Oh, thank god you qualified that at the very end. Up till that point, I was worried this wasn't going to make any sense at all.

* What would be the citizenship of a baby born to astronauts on the way to or from Mars (or on the Moon)? Let's make it extra-complicated and presume the parents are of different nationalities.
Oh. I was all set you give your answers based on the initial information you gave (Mars: Martian. Moon: Moonie), but that last curve ball changes everything. The baby would be Norwegian.

* No one knows you as well as your sibling whom you are closest to. Michael Jackson had many siblings. Which one was he closest to? That sibling is the one to listen to.
He was closest to Bubbles, but Bubbles is pissed that he was cut out the will and not allowed to sit in the front row at the funeral. So. Bubbles ain't talking.

* Suppose you're sitting at your desk and viewing a real-time beach scene on a Webcam set up 2,000 miles away. And you're watching somebody get assaulted. Do you call your own 911 number to report it, or what's the next best thing to do?

Where do you work?

* Please give me dimensions for a wooden box for a body whose ashes weigh 6 lbs.
The box your handcuffs, duct tape and gag came in should do nicely.

* Where can I buy wine that has the word frog in its label?

Right here. I have a bottle of wine, and a Sharpie. That'll be 47 dollars, please.

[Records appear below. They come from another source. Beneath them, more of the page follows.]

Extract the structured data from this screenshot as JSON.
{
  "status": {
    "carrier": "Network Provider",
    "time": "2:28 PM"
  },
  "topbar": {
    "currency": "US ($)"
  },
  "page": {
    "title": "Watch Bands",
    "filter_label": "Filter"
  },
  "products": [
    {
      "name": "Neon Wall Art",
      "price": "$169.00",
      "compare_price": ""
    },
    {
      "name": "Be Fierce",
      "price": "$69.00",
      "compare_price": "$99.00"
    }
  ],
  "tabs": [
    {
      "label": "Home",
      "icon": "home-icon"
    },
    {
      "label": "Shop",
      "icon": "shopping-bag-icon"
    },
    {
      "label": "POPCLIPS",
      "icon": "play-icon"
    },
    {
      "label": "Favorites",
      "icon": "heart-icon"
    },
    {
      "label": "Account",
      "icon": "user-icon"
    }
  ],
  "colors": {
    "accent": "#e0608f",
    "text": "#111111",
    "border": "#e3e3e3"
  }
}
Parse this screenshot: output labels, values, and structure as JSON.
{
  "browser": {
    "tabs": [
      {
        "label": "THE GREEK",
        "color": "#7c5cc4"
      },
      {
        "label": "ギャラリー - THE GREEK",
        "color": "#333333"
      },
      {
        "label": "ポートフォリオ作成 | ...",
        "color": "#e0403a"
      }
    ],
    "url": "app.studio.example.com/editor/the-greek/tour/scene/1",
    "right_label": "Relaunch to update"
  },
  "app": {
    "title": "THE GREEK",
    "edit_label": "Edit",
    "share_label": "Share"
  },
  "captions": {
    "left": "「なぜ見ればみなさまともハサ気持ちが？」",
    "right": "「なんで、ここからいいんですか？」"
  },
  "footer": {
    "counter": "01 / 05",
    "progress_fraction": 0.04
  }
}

* I just started researching information on the subject regarding lack of sleep. I know a very good subject for research. Would there be an interest by any research groups that you are aware of?
Nobody has ever, ever investigated this before. But I know many places are always open to lay people coming in and setting up labs and just messing around with some cool ideas. I suggest you start with Johns Hopkins and the Mayo Clinic. They'll be thrilled to discover that sleep deprivation exists, and that you're willing to look into and bring your own test subjects with you.

* How long does an elderly person with pneumonia and respiratory problems have to live?
Indefinitely, unless you 'trip' over the plug. But double check you're actually in the will; that could be a lot of bad karma for no gain. I highly suggest you run around asking everyone, however. People love to see how much family members care, especially the ones who haven't visited or called until now.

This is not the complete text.